Une bêtise qui lui fait encourir sept ans de prison, lui répond la présidente, sept années pour une agression sexuelle dont elle rappelle la définition : "embrasser une femme par surprise sans son consentement, c'est une agression sexuelle" explique-t-elle. Avant de compléter qu'en tant que maire, la sanction initiale pour agression sexuelle est majorée, car il est considéré comme personne ayant autorité. L'avocat du prévenu, maitre Jean Gonthier commente : "sept ans pour un baiser volé tout de même".

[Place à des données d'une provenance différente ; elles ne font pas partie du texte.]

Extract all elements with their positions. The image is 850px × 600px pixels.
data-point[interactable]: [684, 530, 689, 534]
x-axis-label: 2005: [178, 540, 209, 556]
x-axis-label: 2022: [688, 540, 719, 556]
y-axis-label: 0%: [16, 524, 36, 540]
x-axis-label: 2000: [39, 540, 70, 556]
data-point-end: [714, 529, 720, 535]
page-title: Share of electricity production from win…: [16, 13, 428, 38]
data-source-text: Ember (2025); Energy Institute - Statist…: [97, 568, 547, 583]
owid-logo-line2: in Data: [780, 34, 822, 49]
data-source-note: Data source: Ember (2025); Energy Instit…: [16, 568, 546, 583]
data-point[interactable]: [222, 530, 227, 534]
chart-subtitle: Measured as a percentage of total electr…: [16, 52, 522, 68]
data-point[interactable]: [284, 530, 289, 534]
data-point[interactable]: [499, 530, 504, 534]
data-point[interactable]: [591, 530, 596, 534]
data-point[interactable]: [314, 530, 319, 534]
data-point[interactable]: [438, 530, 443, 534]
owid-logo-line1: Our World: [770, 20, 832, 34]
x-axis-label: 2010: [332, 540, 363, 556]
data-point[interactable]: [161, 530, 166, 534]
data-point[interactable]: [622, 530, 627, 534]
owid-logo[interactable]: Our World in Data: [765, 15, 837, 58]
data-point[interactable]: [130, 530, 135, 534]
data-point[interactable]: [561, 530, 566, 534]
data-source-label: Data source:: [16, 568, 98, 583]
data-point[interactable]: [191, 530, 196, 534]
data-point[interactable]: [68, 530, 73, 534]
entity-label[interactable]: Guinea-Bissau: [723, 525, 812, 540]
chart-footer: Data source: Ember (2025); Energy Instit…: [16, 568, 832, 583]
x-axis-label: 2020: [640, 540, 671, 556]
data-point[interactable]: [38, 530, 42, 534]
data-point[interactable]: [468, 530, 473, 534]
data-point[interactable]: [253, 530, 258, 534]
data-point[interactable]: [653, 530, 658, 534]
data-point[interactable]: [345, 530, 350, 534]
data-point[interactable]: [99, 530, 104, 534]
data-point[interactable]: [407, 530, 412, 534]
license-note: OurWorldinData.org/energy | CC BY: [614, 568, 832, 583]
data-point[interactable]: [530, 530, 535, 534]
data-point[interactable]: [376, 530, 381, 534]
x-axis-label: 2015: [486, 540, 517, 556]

"Cette affaire est tellement grave, tellement lourde"
Parmi les soutiens aux victimes, Geneviève Couraud, présidente d’honneur de l'association des élues contre les violences faites aux femmes créée en 2003, apprécie les évènements dont elle a été alertée et qu'elle estime comme étant majeurs.
"Cette affaire est tellement grave, tellement lourde, dit-elle, elle a tellement touché en nombre de femmes, et aussi en violences exercées, que nous ne pouvions pas y rester indifférentes". Avant de préciser que celle-ci "en rejoint beaucoup d’autres sur le territoire national, malheureusement."
Dans un communiqué de presse, l'association dénonce : "l'affaire de Pouillon est un mille-feuille de situations toxiques, dues aux dérives de l'exercice du pouvoir du maire. Toutes sont inacceptables au regard de la loi, des droits humains, des droits des femmes, du respect des salariées et du Code du travail, de l'honnêteté, de la conduite des affaires publiques". Elle pointe également du doigt l'inaction des autorités qu'elle s'apprête à alerter par le biais de cette lettre ouverte :
Comment est-il possible que cette situation ait perduré aussi longtemps, au vu et au su de tout le monde, et jusqu'aux représentantes de l'État et aux ministres, et ce, malgré les nombreuses alertes ?
Communiqué de presse de l'ECVFECVF- Elu.es contre les violences faites aux femmes
Patrick Vilhem encourt sept ans de prison, 75 000 euros d'amende et cinq ans d'inéligibilité.